What the data says: Gender gap data is used as an input to a school’s rating if it’s available. If it isn’t available, School vs. exam mark difference is weighted higher. As we’ve already seen, school vs. exam mark difference is correlated with the other academic achievement indicators in the scoring formula, but the two gender gap variables are not.
If you subtract a negatively correlated random variable from another random variable, you increase the variance of the difference more than if you subtract an uncorrelated random variable: high values go higher, low values go lower. High achieving schools without gender gap data will get a boost in their academic rating (compared to high achieving schools with gender gap data) due to the increased weight of the (negatively correlated) school vs. exam mark difference indicator to substitute for the missing (uncorrelated) gender gap variables.
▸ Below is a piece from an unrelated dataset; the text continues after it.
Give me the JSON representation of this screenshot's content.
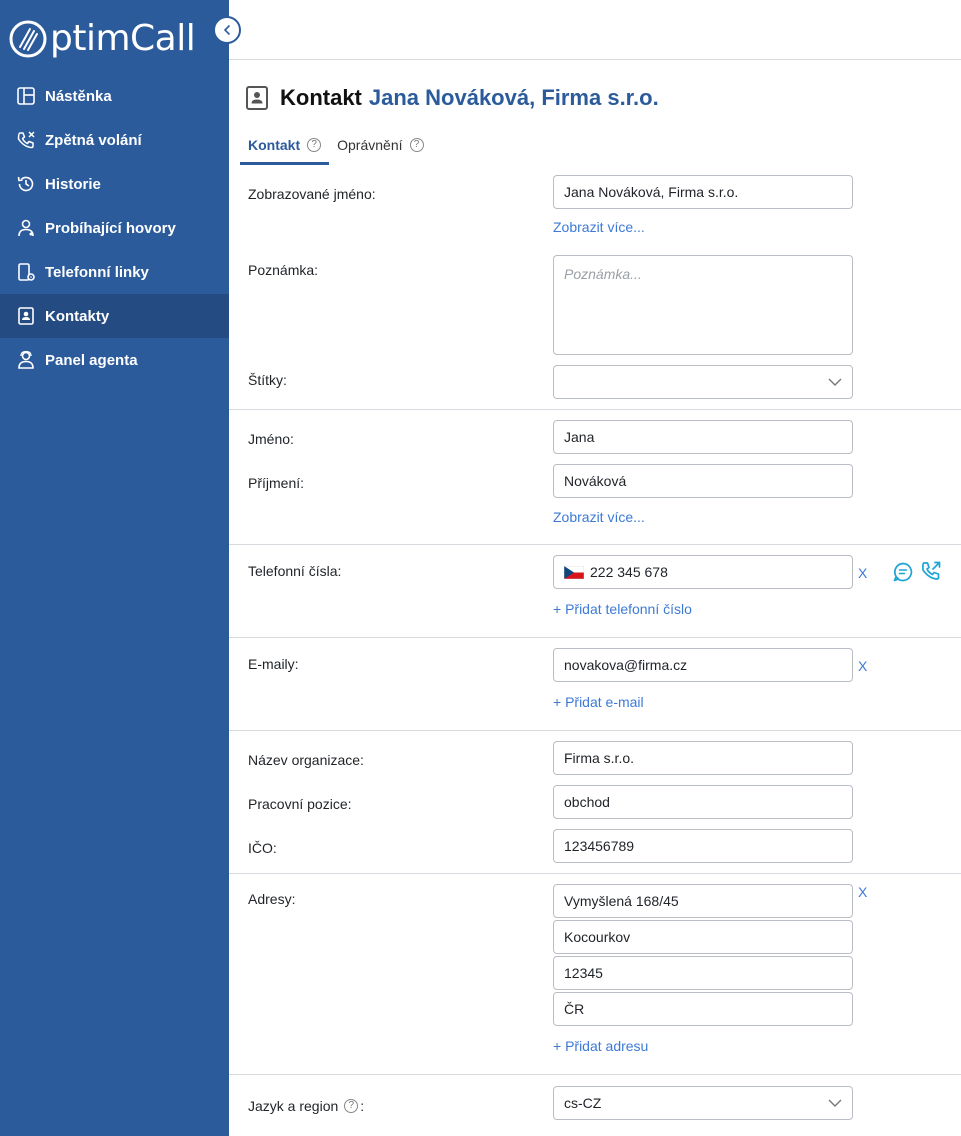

(It’s as though, in a math course, two high-achieving students were asked to take one more test to determine their final score. The first student wrote a 20-question math test; the second student flipped a fair coin 20 times and counted the number of heads. Who ends up with the higher mark?)
This is one explanation for the improved performance of single-gender private schools in the BC rankings. It also points out the unexpected consequences that can flow from the use of complex scoring formulas.
- The Fraser ratings are highly correlated with academic achievement.
- Given similar socioeconomic contexts, some schools produce better academic results than others.
- The data used in the Fraser ratings measures three components: (1) academic achievement; (2) grade inflation; (3) gender gap.
- Relatively small differences in academic achievement between schools can be statistically significant.
- There are distinct clusters of schools; comparisons within clusters would be more meaningful than the global comparison used by the Fraser Institute.
- The gender gap variables systematically bias the ratings to favour single-gender schools and schools with no gender data.
How do you map the census data to the schools to get a guess as to the socioeconomic status of the parents? I have always been leery of that aspect of the FI rankings: private schools draw from higher socioeconomic strata in very large catchments, much larger than the areas they are nominally “within”. This is also true of “magnet” schools like French immersion public schools; oftentimes the French schools basically operate like little private schools, creaming a particular strata of family out of the other schools. If a private school is assigned a large geographic “catchment”, it’ll naturally underestimate the incomes of the parental population. I’d feel better about the income/achievement graph if I knew the incomes were actually measured from the student body, not estimated from geographic principles.